Análisis del mercado inmobiliario actual en el país
El sector de la vivienda en el territorio argentino atraviesa un escenario de señales mixtas, donde la estabilidad cambiaria genera mejores expectativas, aunque persisten las dudas sobre el comportamiento de las tasas de interés y el impacto de las políticas económicas del gobierno de Javier Milei. En este contexto, la disyuntiva histórica entre adquirir una unidad en construcción o apostar por una propiedad terminada vuelve a instalarse entre los compradores.
Por qué el departamento usado toma ventaja frente al pozo
Para Sebastián Sosa, presidente y cofundador de REMAX Argentina y Uruguay, la opción más conveniente en la actualidad es el inmueble ya construido, fundamentalmente debido a la relación con los valores vigentes. Según detalló el directivo, “el pozo está afectado por el costo de la construcción”, lo que encarece el metro cuadrado nuevo en comparación con el stock existente.
El referente inmobiliario remarcó que quienes poseen capital disponible se encuentran ante una ventana favorable: “Si tenés oportunidad de comprar, es más conveniente porque el precio del metro cuadrado está barato”. Asimismo, indicó que la evolución de los créditos hipotecarios y las medidas impulsadas por el ministro de Economía, Luis Caputo, orientadas a dinamizar el financiamiento, podrían inyectar mayor dinamismo en la actividad durante los próximos meses.

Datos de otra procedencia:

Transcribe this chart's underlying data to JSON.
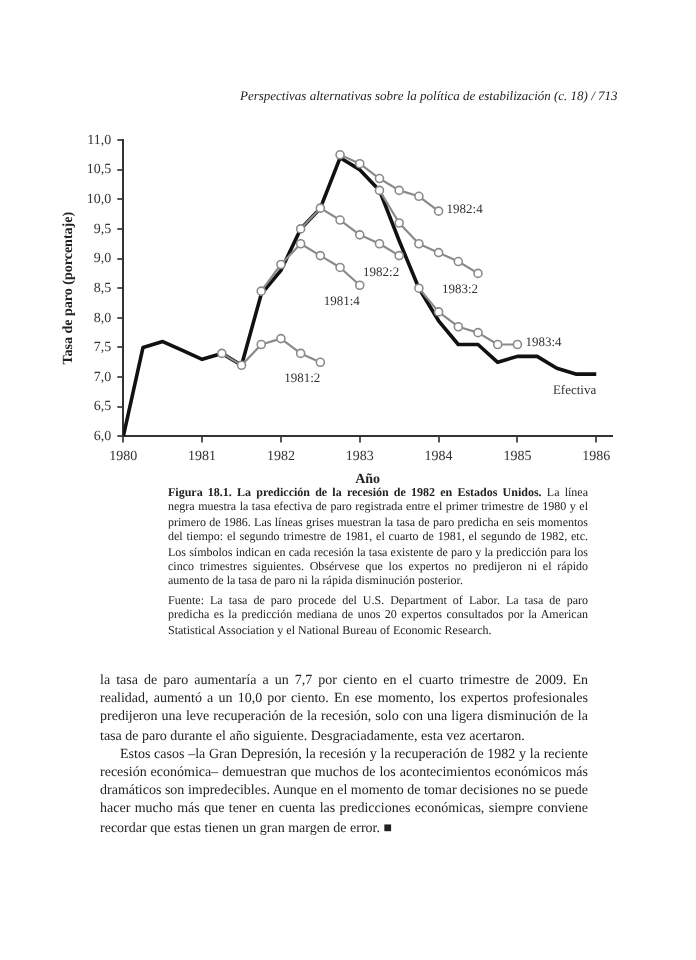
{
  "chart_data": {
    "type": "line",
    "title": "Figura 18.1. La predicción de la recesión de 1982 en Estados Unidos.",
    "subtitle": "La línea negra muestra la tasa efectiva de paro registrada entre el primer trimestre de 1980 y el primero de 1986. Las líneas grises muestran la tasa de paro predicha en seis momentos del tiempo: el segundo trimestre de 1981, el cuarto de 1981, el segundo de 1982, etc. Los símbolos indican en cada recesión la tasa existente de paro y la predicción para los cinco trimestres siguientes. Obsérvese que los expertos no predijeron ni el rápido aumento de la tasa de paro ni la rápida disminución posterior.",
    "xlabel": "Año",
    "ylabel": "Tasa de paro (porcentaje)",
    "annotations": [
      "Perspectivas alternativas sobre la política de estabilización (c. 18) / 713",
      "Fuente: La tasa de paro procede del U.S. Department of Labor. La tasa de paro predicha es la predicción mediana de unos 20 expertos consultados por la American Statistical Association y el National Bureau of Economic Research.",
      "la tasa de paro aumentaría a un 7,7 por ciento en el cuarto trimestre de 2009. En realidad, aumentó a un 10,0 por ciento. En ese momento, los expertos profesionales predijeron una leve recuperación de la recesión, solo con una ligera disminución de la tasa de paro durante el año siguiente. Desgraciadamente, esta vez acertaron.",
      "Estos casos –la Gran Depresión, la recesión y la recuperación de 1982 y la reciente recesión económica– demuestran que muchos de los acontecimientos económicos más dramáticos son impredecibles. Aunque en el momento de tomar decisiones no se puede hacer mucho más que tener en cuenta las predicciones económicas, siempre conviene recordar que estas tienen un gran margen de error. ■"
    ],
    "xlim": [
      1980,
      1986.2
    ],
    "xticks": [
      1980,
      1981,
      1982,
      1983,
      1984,
      1985,
      1986
    ],
    "ylim": [
      6,
      11
    ],
    "yticks": [
      {
        "value": 6,
        "label": "6,0"
      },
      {
        "value": 6.5,
        "label": "6,5"
      },
      {
        "value": 7,
        "label": "7,0"
      },
      {
        "value": 7.5,
        "label": "7,5"
      },
      {
        "value": 8,
        "label": "8,0"
      },
      {
        "value": 8.5,
        "label": "8,5"
      },
      {
        "value": 9,
        "label": "9,0"
      },
      {
        "value": 9.5,
        "label": "9,5"
      },
      {
        "value": 10,
        "label": "10,0"
      },
      {
        "value": 10.5,
        "label": "10,5"
      },
      {
        "value": 11,
        "label": "11,0"
      }
    ],
    "marker": "circle",
    "line_style": "solid",
    "series": [
      {
        "name": "1981:2",
        "color": "#8a8a8a",
        "x": [
          1981.25,
          1981.5,
          1981.75,
          1982,
          1982.25,
          1982.5
        ],
        "values": [
          7.4,
          7.2,
          7.55,
          7.65,
          7.4,
          7.25
        ]
      },
      {
        "name": "1981:4",
        "color": "#8a8a8a",
        "x": [
          1981.75,
          1982,
          1982.25,
          1982.5,
          1982.75,
          1983
        ],
        "values": [
          8.45,
          8.9,
          9.25,
          9.05,
          8.85,
          8.55
        ]
      },
      {
        "name": "1982:2",
        "color": "#8a8a8a",
        "x": [
          1982.25,
          1982.5,
          1982.75,
          1983,
          1983.25,
          1983.5
        ],
        "values": [
          9.5,
          9.85,
          9.65,
          9.4,
          9.25,
          9.05
        ]
      },
      {
        "name": "1982:4",
        "color": "#8a8a8a",
        "x": [
          1982.75,
          1983,
          1983.25,
          1983.5,
          1983.75,
          1984
        ],
        "values": [
          10.75,
          10.6,
          10.35,
          10.15,
          10.05,
          9.8
        ]
      },
      {
        "name": "1983:2",
        "color": "#8a8a8a",
        "x": [
          1983.25,
          1983.5,
          1983.75,
          1984,
          1984.25,
          1984.5
        ],
        "values": [
          10.15,
          9.6,
          9.25,
          9.1,
          8.95,
          8.75
        ]
      },
      {
        "name": "1983:4",
        "color": "#8a8a8a",
        "x": [
          1983.75,
          1984,
          1984.25,
          1984.5,
          1984.75,
          1985
        ],
        "values": [
          8.5,
          8.1,
          7.85,
          7.75,
          7.55,
          7.55
        ]
      },
      {
        "name": "Efectiva",
        "color": "#111111",
        "marker": "none",
        "x": [
          1980,
          1980.25,
          1980.5,
          1980.75,
          1981,
          1981.25,
          1981.5,
          1981.75,
          1982,
          1982.25,
          1982.5,
          1982.75,
          1983,
          1983.25,
          1983.5,
          1983.75,
          1984,
          1984.25,
          1984.5,
          1984.75,
          1985,
          1985.25,
          1985.5,
          1985.75,
          1986
        ],
        "values": [
          6.0,
          7.5,
          7.6,
          7.45,
          7.3,
          7.4,
          7.2,
          8.4,
          8.8,
          9.5,
          9.85,
          10.7,
          10.5,
          10.15,
          9.3,
          8.5,
          7.95,
          7.55,
          7.55,
          7.25,
          7.35,
          7.35,
          7.15,
          7.05,
          7.05
        ]
      }
    ]
  }
}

Nuevos polos de oportunidad y economías regionales
Más allá de los centros urbanos tradicionales, las perspectivas del sector se apoyan fuertemente en el desarrollo productivo del interior del país. Desde la óptica empresaria, las principales oportunidades de inversión comienzan a delinearse en regiones vinculadas con la actividad minera, hidrocarburífera y agropecuaria. De este modo, zonas como Neuquén y San Juan figuran entre los destinos con mayor proyección para el sector de bienes raíces, movilizados por la dinámica económica local.

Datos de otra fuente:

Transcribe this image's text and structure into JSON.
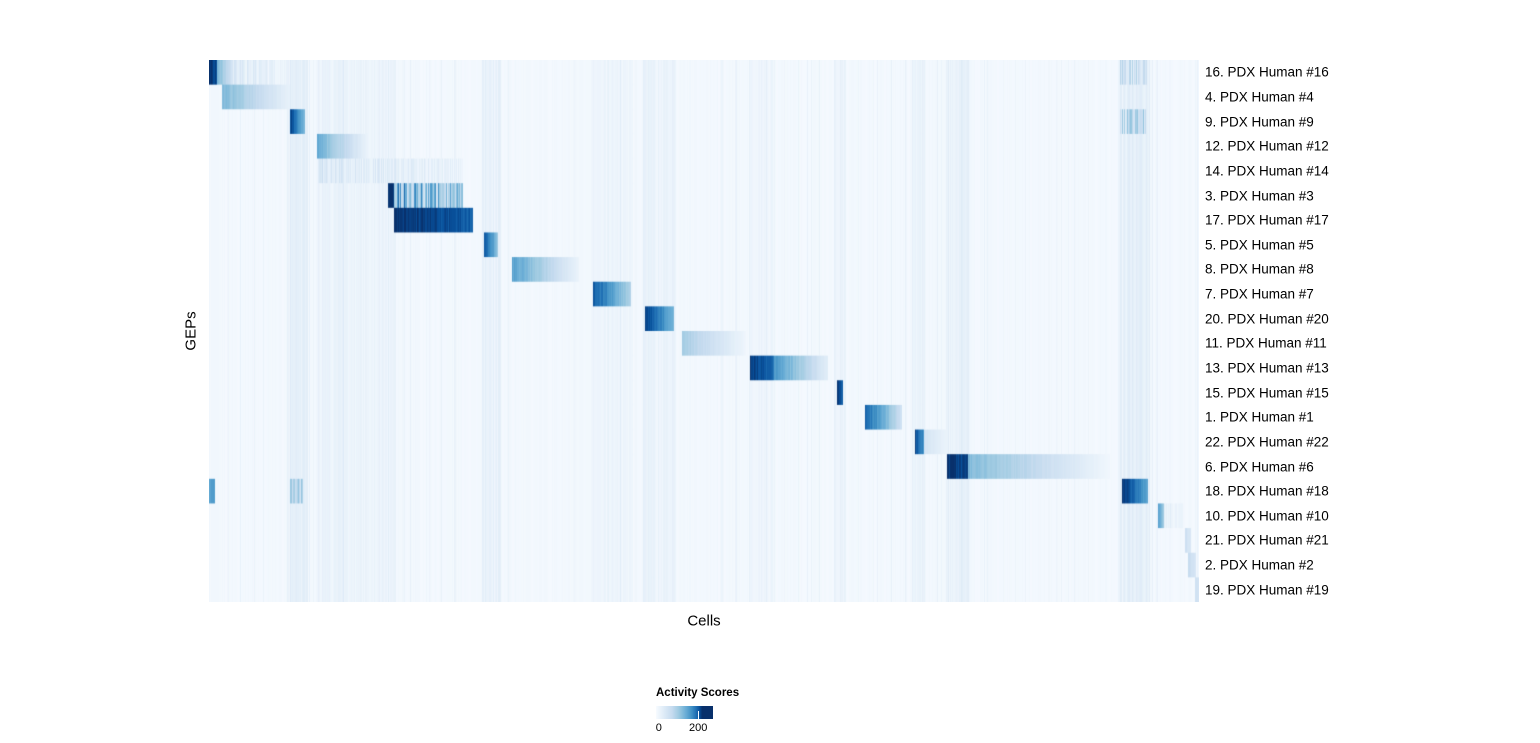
{
  "chart_data": {
    "type": "heatmap",
    "title": "",
    "xlabel": "Cells",
    "ylabel": "GEPs",
    "colormap": "Blues",
    "palette": [
      "#f7fbff",
      "#deebf7",
      "#c6dbef",
      "#9ecae1",
      "#6baed6",
      "#4292c6",
      "#2171b5",
      "#08519c",
      "#08306b"
    ],
    "colorbar": {
      "title": "Activity Scores",
      "tick_labels": [
        "0",
        "200"
      ],
      "vmin": 0,
      "vmax": 270
    },
    "column_bands": [
      {
        "x0": 0.079,
        "x1": 0.099,
        "v": 0.05
      },
      {
        "x0": 0.108,
        "x1": 0.187,
        "v": 0.03
      },
      {
        "x0": 0.275,
        "x1": 0.294,
        "v": 0.04
      },
      {
        "x0": 0.385,
        "x1": 0.428,
        "v": 0.02
      },
      {
        "x0": 0.438,
        "x1": 0.471,
        "v": 0.03
      },
      {
        "x0": 0.545,
        "x1": 0.572,
        "v": 0.02
      },
      {
        "x0": 0.631,
        "x1": 0.643,
        "v": 0.03
      },
      {
        "x0": 0.71,
        "x1": 0.724,
        "v": 0.03
      },
      {
        "x0": 0.744,
        "x1": 0.768,
        "v": 0.04
      },
      {
        "x0": 0.918,
        "x1": 0.95,
        "v": 0.05
      }
    ],
    "rows": [
      {
        "label": "16. PDX Human #16",
        "blocks": [
          {
            "x0": 0.0,
            "x1": 0.008,
            "v0": 1.0,
            "v1": 0.9
          },
          {
            "x0": 0.008,
            "x1": 0.022,
            "v0": 0.45,
            "v1": 0.2
          },
          {
            "x0": 0.022,
            "x1": 0.082,
            "v0": 0.12,
            "v1": 0.05,
            "striped": true
          },
          {
            "x0": 0.92,
            "x1": 0.947,
            "v0": 0.2,
            "v1": 0.2,
            "striped": true
          }
        ]
      },
      {
        "label": "4. PDX Human #4",
        "blocks": [
          {
            "x0": 0.013,
            "x1": 0.084,
            "v0": 0.45,
            "v1": 0.06
          }
        ]
      },
      {
        "label": "9. PDX Human #9",
        "blocks": [
          {
            "x0": 0.081,
            "x1": 0.096,
            "v0": 0.95,
            "v1": 0.45
          },
          {
            "x0": 0.92,
            "x1": 0.947,
            "v0": 0.25,
            "v1": 0.25,
            "striped": true
          }
        ]
      },
      {
        "label": "12. PDX Human #12",
        "blocks": [
          {
            "x0": 0.109,
            "x1": 0.16,
            "v0": 0.5,
            "v1": 0.06
          }
        ]
      },
      {
        "label": "14. PDX Human #14",
        "blocks": [
          {
            "x0": 0.109,
            "x1": 0.185,
            "v0": 0.14,
            "v1": 0.09,
            "striped": true
          },
          {
            "x0": 0.186,
            "x1": 0.256,
            "v0": 0.1,
            "v1": 0.06,
            "striped": true
          }
        ]
      },
      {
        "label": "3. PDX Human #3",
        "blocks": [
          {
            "x0": 0.18,
            "x1": 0.186,
            "v0": 1.0,
            "v1": 1.0
          },
          {
            "x0": 0.186,
            "x1": 0.256,
            "v0": 0.5,
            "v1": 0.35,
            "striped": true
          }
        ]
      },
      {
        "label": "17. PDX Human #17",
        "blocks": [
          {
            "x0": 0.186,
            "x1": 0.266,
            "v0": 1.0,
            "v1": 0.82
          }
        ]
      },
      {
        "label": "5. PDX Human #5",
        "blocks": [
          {
            "x0": 0.277,
            "x1": 0.291,
            "v0": 0.9,
            "v1": 0.4
          }
        ]
      },
      {
        "label": "8. PDX Human #8",
        "blocks": [
          {
            "x0": 0.306,
            "x1": 0.373,
            "v0": 0.55,
            "v1": 0.06
          }
        ]
      },
      {
        "label": "7. PDX Human #7",
        "blocks": [
          {
            "x0": 0.387,
            "x1": 0.426,
            "v0": 0.85,
            "v1": 0.3
          }
        ]
      },
      {
        "label": "20. PDX Human #20",
        "blocks": [
          {
            "x0": 0.44,
            "x1": 0.469,
            "v0": 0.95,
            "v1": 0.45
          }
        ]
      },
      {
        "label": "11. PDX Human #11",
        "blocks": [
          {
            "x0": 0.477,
            "x1": 0.542,
            "v0": 0.35,
            "v1": 0.04
          }
        ]
      },
      {
        "label": "13. PDX Human #13",
        "blocks": [
          {
            "x0": 0.546,
            "x1": 0.57,
            "v0": 0.95,
            "v1": 0.75
          },
          {
            "x0": 0.57,
            "x1": 0.625,
            "v0": 0.6,
            "v1": 0.1
          }
        ]
      },
      {
        "label": "15. PDX Human #15",
        "blocks": [
          {
            "x0": 0.634,
            "x1": 0.64,
            "v0": 0.95,
            "v1": 0.8
          }
        ]
      },
      {
        "label": "1. PDX Human #1",
        "blocks": [
          {
            "x0": 0.662,
            "x1": 0.699,
            "v0": 0.8,
            "v1": 0.2
          }
        ]
      },
      {
        "label": "22. PDX Human #22",
        "blocks": [
          {
            "x0": 0.713,
            "x1": 0.722,
            "v0": 0.9,
            "v1": 0.6
          },
          {
            "x0": 0.722,
            "x1": 0.746,
            "v0": 0.18,
            "v1": 0.05
          }
        ]
      },
      {
        "label": "6. PDX Human #6",
        "blocks": [
          {
            "x0": 0.745,
            "x1": 0.766,
            "v0": 1.0,
            "v1": 0.9
          },
          {
            "x0": 0.766,
            "x1": 0.91,
            "v0": 0.45,
            "v1": 0.03
          }
        ]
      },
      {
        "label": "18. PDX Human #18",
        "blocks": [
          {
            "x0": 0.0,
            "x1": 0.006,
            "v0": 0.55,
            "v1": 0.55
          },
          {
            "x0": 0.081,
            "x1": 0.094,
            "v0": 0.25,
            "v1": 0.25,
            "striped": true
          },
          {
            "x0": 0.922,
            "x1": 0.948,
            "v0": 1.0,
            "v1": 0.5
          }
        ]
      },
      {
        "label": "10. PDX Human #10",
        "blocks": [
          {
            "x0": 0.958,
            "x1": 0.964,
            "v0": 0.6,
            "v1": 0.35
          },
          {
            "x0": 0.964,
            "x1": 0.984,
            "v0": 0.08,
            "v1": 0.04,
            "striped": true
          }
        ]
      },
      {
        "label": "21. PDX Human #21",
        "blocks": [
          {
            "x0": 0.985,
            "x1": 0.991,
            "v0": 0.22,
            "v1": 0.15
          }
        ]
      },
      {
        "label": "2. PDX Human #2",
        "blocks": [
          {
            "x0": 0.988,
            "x1": 0.996,
            "v0": 0.25,
            "v1": 0.15
          }
        ]
      },
      {
        "label": "19. PDX Human #19",
        "blocks": [
          {
            "x0": 0.995,
            "x1": 1.0,
            "v0": 0.22,
            "v1": 0.15
          }
        ]
      }
    ]
  }
}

El impacto de la desregulación y los cambios en el corretaje
Las propuestas de reforma impulsadas por la administración nacional también generan debate en el sector inmobiliario. El proyecto oficial contempla la eliminación de aranceles mínimos provinciales y deja las comisiones sujetas a la libre negociación entre las partes, además de flexibilizar los requisitos para ejercer como corredor inmobiliario, exigiendo únicamente la mayoría de edad y título secundario.
Al respecto, Dotti Peñate, CEO de REMAX Argentina y Uruguay, señaló que la baja de comisiones responde a una tendencia global y afirmó: “Nos sentimos preparados para afrontar una eventual desregulación”. Por su parte, Sosa cuestionó el rol actual de los organismos profesionales al señalar que “los colegios no aportan valor” y que el sistema actual “se quedó en la prehistoria”, aunque advirtió que cualquier proceso modernizador debe priorizar la defensa del consumidor.
Finalmente, Peñate destacó la importancia de la adaptación tecnológica frente a los cambios globales en la industria: “Estamos frente a una nueva etapa del mercado a nivel mundial, en la que los adelantos tecnológicos están transformando herramientas y procesos, pero no reemplazarán la confianza. Por eso, la mejor estrategia es la que nos permite dedicarle más valor a las personas”.